HOSPITALS across Dorset failed to provide any reassurances to the public following reports 450,000 women were not invited for routine breast cancer screening across England.

Heath Secretary Jeremy Hunt told MPs the “current best estimate” was that “there may be between 135 and 270 women who had their lives shortened as a result”.

This response followed reports that many women aged between 68 and 71 had failed to get invitations for screening appointments.

An independent review is set to be launched into the error, which dates back to 2009 and was discovered in January.

Despite an apology from Public Health England, Poole Hospital, which runs the routine breast screening service for Dorset, declined to comment on the situation and referred the Daily Echo to the national Government agency.

Royal Bournemouth Hospital referred enquiries to Poole Hospital.

The Trust, which manages the Longfleet Road hospital, would not even provide an assurance to residents regarding the screening situation.

Martyn Webster, Healthwatch Dorset manager, said: “It’s shocking to learn that so many women didn’t receive an invitation for breast screening over the past nine years.

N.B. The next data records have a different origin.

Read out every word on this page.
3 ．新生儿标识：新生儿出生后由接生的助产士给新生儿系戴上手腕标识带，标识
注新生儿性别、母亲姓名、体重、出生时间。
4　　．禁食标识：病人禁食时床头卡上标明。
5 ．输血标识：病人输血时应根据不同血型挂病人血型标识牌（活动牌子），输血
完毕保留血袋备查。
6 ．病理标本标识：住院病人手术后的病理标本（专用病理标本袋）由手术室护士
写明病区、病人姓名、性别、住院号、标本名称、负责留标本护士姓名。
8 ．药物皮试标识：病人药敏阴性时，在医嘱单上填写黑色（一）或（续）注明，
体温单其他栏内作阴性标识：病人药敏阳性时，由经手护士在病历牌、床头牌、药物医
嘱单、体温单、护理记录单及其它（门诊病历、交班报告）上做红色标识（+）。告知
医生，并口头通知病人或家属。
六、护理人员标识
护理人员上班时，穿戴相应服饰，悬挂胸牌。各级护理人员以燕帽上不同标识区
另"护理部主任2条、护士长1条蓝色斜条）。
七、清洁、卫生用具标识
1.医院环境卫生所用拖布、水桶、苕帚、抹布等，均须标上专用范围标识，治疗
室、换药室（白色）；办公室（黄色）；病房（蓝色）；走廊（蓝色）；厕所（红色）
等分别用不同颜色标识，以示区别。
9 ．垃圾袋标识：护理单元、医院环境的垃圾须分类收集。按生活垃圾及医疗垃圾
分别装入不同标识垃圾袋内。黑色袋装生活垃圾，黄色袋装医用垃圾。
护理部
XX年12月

“People will understandably be concerned and anxious. The key thing now is that the NHS identifies those affected, moves swiftly to contact them and get people screened as soon as possible.

“It’s critical that lessons are learned and that steps are taken to ensure this situation never happens again.”

Public Health England was unable to field localised questions on the impact of the women who missed out on check ups, which occurred due to a “complex IT problem”.

Dr Jenny Harries, Public Health England deputy medical director, said: “On behalf of NHS breast screening services, we apologise to the women affected and we are writing to them to offer a catch-up screening appointment.

“They and their families’ wellbeing is our top priority and we are very sorry for these faults in the system.”

“A complex IT problem with the breast screening invitation system has led to some women not being invited for their final screen between their 68th and 71st birthdays.

“We have carried out urgent work to identify the problem and have fixed it.

“Additional failsafe systems have been introduced to ensure the problem does not reoccur.”

In response to the error, Public Health England said up to 309,000 women aged between 70 and 79 will be offered the opportunity for a catch-up NHS breast screening test this year. The fault has been identified and corrected.